Often I see people asking why they can't create more than around 2000 threads in a process. The reason is not that there is any particular limit inherent in Windows. Rather, the programmer failed to take into account the amount of address space each thread uses.

A thread consists of some memory in kernel mode (kernel stacks and object management), some memory in user mode (the thread environment block, thread-local storage, that sort of thing), plus its stack. (Or stacks if you're on an Itanium system.)

Usually, the limiting factor is the stack size.

#include <stdio.h>
#include <windows.h>

DWORD CALLBACK ThreadProc(void*)
{
 Sleep(INFINITE);
 return 0;
}

int __cdecl main(int argc, const char* argv[])
{
int i;
 for (i = 0; i < 100000; i++) {
  DWORD id;
  HANDLE h = CreateThread(NULL, 0, ThreadProc, NULL, 0, &id);
  if (!h) break;
  CloseHandle(h);
 }
 printf("Created %d threads\n", i);
 return 0;
}

This program will typically print a value around 2000 for the number of threads.

Why does it give up at around 2000?

Because the default stack size assigned by the linker is 1MB, and 2000 stacks times 1MB per stack equals around 2GB, which is how much address space is available to user-mode programs.

You can try to squeeze more threads into your process by reducing your stack size, which can be done either by tweaking linker options or manually overriding the stack size passed to the CreateThread functions as described in MSDN.

  HANDLE h = CreateThread(NULL, 4096, ThreadProc, NULL,
               STACK_SIZE_PARAM_IS_A_RESERVATION, &id);

With this change, I was able to squeak in around 13000 threads.
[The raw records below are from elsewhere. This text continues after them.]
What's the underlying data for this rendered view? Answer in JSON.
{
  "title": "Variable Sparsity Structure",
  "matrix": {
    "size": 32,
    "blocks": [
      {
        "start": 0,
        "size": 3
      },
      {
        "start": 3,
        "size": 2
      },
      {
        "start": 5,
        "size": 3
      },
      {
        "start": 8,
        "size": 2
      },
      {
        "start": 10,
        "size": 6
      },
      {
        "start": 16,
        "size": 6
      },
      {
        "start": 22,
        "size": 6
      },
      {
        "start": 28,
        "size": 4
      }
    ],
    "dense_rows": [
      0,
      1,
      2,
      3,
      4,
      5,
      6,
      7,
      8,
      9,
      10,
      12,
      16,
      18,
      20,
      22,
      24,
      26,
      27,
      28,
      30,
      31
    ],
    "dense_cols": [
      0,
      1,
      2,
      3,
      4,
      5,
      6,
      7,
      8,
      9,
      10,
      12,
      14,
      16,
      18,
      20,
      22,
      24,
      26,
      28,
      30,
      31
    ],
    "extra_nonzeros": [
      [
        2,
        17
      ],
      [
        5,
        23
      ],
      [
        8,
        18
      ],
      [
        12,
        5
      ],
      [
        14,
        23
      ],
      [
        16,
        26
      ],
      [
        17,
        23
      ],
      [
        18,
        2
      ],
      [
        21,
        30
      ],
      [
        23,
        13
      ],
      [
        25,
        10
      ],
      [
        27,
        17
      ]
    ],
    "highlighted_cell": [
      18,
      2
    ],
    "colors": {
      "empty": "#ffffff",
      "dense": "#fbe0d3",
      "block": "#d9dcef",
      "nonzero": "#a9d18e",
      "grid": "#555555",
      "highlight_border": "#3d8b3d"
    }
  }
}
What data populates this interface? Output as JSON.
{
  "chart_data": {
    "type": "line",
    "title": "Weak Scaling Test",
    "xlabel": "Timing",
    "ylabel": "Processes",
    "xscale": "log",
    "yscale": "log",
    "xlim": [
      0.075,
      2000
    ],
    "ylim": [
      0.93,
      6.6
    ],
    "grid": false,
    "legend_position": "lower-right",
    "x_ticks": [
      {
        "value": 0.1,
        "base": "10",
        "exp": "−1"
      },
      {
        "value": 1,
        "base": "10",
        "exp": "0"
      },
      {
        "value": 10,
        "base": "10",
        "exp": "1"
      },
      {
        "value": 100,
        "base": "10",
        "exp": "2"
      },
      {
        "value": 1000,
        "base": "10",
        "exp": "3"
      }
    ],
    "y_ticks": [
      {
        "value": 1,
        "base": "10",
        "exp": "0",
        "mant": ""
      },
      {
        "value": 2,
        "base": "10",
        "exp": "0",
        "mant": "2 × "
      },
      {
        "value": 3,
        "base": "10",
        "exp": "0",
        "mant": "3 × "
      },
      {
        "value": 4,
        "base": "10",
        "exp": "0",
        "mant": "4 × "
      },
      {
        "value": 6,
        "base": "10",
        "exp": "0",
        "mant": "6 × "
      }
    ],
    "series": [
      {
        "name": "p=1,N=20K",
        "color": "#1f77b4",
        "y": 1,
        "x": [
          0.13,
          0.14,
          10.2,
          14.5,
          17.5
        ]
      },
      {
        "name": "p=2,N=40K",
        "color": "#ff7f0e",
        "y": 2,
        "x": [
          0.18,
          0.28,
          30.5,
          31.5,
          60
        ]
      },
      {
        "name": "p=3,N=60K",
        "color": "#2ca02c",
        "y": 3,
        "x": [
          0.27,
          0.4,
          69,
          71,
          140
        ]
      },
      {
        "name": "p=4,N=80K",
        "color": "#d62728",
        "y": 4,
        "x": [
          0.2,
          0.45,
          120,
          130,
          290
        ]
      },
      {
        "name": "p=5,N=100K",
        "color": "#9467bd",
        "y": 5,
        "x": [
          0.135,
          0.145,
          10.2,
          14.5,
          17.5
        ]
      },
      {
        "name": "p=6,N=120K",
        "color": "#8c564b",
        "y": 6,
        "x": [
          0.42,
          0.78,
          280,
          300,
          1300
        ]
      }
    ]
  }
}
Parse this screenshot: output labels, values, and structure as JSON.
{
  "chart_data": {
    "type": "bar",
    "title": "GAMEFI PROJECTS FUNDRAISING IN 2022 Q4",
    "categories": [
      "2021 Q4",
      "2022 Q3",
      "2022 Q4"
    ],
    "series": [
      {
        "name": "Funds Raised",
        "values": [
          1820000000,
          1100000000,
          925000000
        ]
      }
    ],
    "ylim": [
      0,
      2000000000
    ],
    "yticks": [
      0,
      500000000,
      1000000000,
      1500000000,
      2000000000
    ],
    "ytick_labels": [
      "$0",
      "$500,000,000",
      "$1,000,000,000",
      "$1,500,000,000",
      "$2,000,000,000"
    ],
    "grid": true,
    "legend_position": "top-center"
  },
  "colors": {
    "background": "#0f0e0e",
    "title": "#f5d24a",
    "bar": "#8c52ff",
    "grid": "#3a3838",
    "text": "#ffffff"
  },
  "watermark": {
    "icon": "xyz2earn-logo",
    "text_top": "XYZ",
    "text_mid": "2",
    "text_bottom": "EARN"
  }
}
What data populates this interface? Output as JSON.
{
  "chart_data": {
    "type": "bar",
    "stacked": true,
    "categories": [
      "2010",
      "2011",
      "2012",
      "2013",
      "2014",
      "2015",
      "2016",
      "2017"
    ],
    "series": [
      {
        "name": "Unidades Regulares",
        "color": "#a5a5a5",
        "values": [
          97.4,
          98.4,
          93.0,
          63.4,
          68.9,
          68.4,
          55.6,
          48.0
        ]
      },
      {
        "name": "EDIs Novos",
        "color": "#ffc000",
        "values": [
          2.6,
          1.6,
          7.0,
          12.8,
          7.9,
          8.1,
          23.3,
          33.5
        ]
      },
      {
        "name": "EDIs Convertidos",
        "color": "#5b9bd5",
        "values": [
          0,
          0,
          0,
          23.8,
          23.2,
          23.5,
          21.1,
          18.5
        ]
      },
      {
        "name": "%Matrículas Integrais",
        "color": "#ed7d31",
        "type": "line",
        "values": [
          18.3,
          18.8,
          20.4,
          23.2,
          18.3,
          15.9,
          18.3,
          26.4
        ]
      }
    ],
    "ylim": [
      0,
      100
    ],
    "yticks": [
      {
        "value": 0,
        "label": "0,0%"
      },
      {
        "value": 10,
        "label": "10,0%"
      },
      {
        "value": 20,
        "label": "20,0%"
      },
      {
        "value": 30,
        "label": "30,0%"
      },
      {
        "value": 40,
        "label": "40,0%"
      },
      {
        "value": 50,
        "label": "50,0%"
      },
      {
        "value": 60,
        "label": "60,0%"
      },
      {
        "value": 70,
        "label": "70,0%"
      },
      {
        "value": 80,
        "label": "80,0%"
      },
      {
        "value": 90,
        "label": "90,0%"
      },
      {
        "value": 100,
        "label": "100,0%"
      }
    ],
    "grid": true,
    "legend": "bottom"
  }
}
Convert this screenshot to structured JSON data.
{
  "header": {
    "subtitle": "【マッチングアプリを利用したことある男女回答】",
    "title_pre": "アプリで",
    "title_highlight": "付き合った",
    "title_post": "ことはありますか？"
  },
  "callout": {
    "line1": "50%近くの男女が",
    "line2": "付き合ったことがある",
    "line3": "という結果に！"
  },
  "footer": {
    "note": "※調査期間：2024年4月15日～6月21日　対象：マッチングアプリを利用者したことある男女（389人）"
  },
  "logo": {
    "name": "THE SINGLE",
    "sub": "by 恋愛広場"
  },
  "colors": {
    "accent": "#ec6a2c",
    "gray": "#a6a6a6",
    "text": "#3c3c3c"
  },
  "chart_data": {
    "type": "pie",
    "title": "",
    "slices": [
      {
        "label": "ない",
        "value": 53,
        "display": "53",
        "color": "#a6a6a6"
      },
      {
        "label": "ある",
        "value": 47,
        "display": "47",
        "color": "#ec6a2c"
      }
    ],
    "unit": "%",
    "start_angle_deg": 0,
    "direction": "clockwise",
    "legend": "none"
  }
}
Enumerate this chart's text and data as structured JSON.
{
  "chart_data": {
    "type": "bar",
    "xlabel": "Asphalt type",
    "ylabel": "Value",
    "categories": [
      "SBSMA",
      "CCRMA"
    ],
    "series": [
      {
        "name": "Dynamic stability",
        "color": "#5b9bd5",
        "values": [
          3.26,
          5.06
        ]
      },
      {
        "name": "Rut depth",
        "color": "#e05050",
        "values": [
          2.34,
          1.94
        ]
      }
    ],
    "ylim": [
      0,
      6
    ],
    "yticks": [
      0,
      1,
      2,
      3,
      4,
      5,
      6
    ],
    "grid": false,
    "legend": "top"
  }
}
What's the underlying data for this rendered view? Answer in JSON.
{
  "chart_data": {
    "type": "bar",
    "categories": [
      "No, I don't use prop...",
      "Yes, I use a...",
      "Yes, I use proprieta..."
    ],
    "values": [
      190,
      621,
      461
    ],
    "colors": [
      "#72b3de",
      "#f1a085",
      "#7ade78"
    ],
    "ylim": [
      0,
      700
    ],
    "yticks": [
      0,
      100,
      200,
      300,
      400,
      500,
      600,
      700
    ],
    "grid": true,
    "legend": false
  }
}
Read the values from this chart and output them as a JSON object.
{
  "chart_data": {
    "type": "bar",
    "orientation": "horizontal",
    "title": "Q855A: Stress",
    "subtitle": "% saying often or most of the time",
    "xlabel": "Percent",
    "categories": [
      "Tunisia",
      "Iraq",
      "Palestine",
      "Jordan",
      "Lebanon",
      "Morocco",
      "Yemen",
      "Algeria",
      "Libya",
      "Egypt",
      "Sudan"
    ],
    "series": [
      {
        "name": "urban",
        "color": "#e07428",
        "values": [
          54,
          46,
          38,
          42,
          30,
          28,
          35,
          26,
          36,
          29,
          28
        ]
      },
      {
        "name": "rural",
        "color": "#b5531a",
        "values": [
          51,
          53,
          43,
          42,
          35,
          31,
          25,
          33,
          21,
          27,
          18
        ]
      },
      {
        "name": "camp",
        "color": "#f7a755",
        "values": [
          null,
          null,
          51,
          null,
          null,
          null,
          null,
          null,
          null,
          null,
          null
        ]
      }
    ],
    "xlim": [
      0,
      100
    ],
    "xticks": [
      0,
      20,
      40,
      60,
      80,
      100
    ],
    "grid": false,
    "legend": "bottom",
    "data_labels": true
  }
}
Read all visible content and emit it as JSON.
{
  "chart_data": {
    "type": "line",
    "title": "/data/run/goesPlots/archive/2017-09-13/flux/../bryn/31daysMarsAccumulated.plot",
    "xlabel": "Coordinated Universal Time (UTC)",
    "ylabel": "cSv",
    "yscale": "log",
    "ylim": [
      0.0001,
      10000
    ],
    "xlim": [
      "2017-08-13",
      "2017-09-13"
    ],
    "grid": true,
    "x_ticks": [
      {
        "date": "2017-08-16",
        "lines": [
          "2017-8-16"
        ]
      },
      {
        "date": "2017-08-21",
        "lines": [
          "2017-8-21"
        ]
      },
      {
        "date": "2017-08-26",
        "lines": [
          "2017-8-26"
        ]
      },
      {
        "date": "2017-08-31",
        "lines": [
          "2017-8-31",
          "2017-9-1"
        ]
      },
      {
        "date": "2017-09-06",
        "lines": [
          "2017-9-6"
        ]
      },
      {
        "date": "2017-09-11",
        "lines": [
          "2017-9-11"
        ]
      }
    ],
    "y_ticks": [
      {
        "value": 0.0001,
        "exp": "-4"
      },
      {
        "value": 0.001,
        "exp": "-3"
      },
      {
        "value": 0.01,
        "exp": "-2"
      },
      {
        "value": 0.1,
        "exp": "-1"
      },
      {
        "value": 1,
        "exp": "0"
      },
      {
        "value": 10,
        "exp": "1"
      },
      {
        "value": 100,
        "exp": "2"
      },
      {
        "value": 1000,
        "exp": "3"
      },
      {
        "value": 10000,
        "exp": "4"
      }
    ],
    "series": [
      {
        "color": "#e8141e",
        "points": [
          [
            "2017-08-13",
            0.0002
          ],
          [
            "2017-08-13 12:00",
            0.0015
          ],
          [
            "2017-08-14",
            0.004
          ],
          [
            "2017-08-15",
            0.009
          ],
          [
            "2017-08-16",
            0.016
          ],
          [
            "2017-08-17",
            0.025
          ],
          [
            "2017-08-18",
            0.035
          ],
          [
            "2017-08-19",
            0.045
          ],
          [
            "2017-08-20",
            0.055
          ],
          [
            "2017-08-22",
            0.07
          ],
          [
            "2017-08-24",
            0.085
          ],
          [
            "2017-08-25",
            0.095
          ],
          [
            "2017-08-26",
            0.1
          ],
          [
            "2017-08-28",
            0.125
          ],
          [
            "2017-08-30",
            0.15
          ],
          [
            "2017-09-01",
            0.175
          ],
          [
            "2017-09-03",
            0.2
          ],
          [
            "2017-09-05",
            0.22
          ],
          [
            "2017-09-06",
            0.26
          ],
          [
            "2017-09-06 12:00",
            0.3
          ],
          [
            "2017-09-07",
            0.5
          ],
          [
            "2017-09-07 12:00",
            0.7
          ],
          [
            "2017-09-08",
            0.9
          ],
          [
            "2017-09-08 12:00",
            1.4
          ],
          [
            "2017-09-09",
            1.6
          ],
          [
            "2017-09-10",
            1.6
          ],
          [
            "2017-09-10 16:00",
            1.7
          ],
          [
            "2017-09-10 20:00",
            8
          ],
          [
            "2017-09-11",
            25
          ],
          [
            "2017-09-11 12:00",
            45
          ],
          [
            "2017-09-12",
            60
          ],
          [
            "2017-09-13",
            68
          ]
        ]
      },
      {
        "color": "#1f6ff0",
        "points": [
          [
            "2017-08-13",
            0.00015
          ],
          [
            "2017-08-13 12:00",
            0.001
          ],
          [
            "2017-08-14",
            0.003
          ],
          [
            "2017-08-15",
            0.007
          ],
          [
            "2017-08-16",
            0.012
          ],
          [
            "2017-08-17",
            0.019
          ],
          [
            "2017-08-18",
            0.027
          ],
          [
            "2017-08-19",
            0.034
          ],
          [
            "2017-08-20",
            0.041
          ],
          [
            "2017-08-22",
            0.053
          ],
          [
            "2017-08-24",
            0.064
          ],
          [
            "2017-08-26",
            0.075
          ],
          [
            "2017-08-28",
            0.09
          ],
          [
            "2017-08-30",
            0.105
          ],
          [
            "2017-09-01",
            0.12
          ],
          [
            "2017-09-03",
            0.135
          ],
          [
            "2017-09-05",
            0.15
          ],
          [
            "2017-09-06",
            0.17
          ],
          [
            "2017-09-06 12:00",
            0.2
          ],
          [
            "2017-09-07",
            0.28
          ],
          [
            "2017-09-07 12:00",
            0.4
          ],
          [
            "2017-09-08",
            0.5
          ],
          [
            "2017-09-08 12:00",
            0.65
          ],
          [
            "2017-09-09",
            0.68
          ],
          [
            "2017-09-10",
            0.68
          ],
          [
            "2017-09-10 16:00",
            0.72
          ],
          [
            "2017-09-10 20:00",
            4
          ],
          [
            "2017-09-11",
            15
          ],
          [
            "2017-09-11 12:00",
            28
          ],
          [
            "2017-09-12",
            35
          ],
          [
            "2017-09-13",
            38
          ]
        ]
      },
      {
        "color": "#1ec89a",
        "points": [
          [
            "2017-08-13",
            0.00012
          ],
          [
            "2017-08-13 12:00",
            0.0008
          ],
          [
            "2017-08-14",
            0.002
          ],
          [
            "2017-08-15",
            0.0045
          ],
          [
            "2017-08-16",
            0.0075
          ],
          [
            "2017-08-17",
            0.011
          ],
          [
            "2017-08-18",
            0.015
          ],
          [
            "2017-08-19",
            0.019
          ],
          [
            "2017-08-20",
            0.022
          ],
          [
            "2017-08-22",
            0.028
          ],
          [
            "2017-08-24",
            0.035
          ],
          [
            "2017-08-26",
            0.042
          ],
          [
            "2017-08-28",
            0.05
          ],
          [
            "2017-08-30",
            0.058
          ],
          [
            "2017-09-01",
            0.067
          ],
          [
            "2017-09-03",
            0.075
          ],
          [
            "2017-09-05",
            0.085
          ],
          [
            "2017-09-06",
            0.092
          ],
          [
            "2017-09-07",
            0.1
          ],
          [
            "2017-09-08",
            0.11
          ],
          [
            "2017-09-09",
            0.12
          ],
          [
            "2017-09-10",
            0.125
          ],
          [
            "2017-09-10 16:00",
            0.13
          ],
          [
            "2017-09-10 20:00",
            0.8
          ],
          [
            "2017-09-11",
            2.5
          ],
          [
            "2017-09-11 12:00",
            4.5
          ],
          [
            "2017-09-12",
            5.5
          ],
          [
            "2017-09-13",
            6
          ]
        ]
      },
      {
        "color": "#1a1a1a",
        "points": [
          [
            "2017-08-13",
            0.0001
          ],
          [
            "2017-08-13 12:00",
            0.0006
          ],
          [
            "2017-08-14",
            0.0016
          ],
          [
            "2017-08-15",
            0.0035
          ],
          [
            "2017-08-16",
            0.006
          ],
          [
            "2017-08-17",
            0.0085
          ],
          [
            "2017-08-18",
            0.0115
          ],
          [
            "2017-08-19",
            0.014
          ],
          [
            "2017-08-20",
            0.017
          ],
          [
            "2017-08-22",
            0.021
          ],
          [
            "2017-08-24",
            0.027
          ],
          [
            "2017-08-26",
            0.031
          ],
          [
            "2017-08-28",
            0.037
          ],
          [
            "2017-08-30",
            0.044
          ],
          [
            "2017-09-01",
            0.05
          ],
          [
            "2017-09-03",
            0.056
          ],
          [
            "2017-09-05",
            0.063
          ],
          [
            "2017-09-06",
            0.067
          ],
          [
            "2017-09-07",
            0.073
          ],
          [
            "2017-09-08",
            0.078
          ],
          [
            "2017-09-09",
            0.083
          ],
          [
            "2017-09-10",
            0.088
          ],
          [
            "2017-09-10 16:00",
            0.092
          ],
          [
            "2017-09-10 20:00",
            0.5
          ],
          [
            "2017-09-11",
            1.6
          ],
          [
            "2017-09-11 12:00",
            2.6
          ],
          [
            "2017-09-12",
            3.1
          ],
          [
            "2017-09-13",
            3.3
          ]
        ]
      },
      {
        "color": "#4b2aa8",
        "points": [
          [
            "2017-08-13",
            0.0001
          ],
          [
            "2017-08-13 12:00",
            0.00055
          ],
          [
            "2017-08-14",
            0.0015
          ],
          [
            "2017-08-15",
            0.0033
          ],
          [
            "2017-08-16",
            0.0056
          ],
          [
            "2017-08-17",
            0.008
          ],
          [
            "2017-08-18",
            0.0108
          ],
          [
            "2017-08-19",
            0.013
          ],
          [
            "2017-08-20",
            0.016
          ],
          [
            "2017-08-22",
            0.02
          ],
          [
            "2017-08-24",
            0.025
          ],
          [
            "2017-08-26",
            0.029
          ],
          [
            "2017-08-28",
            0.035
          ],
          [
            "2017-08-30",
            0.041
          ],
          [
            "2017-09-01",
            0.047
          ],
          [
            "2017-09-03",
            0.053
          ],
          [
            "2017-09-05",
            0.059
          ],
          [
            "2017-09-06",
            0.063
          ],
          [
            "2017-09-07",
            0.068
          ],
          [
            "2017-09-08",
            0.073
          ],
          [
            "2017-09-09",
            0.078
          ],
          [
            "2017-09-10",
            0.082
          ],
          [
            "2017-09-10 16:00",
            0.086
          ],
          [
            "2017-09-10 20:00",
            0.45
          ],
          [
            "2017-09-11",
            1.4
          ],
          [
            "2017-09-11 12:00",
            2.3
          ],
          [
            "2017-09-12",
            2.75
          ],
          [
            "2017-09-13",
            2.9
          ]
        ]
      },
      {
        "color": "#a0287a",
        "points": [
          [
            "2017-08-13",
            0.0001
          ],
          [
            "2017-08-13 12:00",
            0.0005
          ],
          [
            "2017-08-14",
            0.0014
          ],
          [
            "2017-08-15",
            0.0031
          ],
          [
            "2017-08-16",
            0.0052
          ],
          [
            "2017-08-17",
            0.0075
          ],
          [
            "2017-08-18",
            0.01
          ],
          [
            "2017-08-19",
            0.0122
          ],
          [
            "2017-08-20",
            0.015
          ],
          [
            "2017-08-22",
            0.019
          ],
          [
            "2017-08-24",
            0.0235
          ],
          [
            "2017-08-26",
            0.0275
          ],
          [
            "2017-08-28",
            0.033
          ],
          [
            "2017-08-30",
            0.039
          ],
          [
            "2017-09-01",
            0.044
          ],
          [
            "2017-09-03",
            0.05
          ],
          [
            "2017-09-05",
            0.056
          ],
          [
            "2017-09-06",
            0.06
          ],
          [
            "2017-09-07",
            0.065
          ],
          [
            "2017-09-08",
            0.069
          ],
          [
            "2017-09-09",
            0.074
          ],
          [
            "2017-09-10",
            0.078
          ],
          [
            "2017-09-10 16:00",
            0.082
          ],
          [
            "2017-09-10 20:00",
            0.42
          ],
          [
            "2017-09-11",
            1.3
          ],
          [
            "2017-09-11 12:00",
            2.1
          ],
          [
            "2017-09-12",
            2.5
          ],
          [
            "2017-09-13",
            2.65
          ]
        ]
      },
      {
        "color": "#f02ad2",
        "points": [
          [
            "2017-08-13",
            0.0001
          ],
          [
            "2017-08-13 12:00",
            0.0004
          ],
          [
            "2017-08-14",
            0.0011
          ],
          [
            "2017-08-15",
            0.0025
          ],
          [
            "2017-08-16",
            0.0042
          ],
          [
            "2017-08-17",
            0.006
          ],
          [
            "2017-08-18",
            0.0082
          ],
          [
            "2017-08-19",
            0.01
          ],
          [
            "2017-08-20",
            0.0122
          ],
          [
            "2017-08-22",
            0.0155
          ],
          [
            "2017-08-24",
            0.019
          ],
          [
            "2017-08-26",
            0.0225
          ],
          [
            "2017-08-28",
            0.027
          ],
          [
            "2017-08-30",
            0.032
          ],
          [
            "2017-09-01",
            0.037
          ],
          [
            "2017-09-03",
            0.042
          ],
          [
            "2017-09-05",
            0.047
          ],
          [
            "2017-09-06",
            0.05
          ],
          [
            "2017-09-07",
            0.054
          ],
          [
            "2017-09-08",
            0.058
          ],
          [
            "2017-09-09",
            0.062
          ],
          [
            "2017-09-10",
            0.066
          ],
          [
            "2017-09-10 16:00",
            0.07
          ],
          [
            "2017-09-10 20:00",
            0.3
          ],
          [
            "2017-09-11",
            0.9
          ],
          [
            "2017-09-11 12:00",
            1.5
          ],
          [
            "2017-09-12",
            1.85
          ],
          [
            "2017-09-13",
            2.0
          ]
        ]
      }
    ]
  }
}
While that's certainly better than 2000, it's short of the naive expectation of 500,000 threads. (A thread is using 4KB of stack in 2GB address space.) But you're forgetting the other overhead. Address space allocation granularity is 64KB, so each thread's stack occupies 64KB of address space even if only 4KB of it is used. Plus of course you don't have free reign over all 2GB of the address space; there are system DLLs and other things occupying it.

But the real question that is raised whenever somebody asks, "What's the maximum number of threads that a process can create?" is "Why are you creating so many threads that this even becomes an issue?"

The "one thread per client" model is well-known not to scale beyond a dozen clients or so. If you're going to be handling more than that many clients simultaneously, you should move to a model where instead of dedicating a thread to a client, you instead allocate an object. (Someday I'll muse on the duality between threads and objects.) Windows provides I/O completion ports and a thread pool to help you convert from a thread-based model to a work-item-based model.

Note that fibers do not help much here, because a fiber has a stack, and it is the address space required by the stack that is the limiting factor nearly all of the time.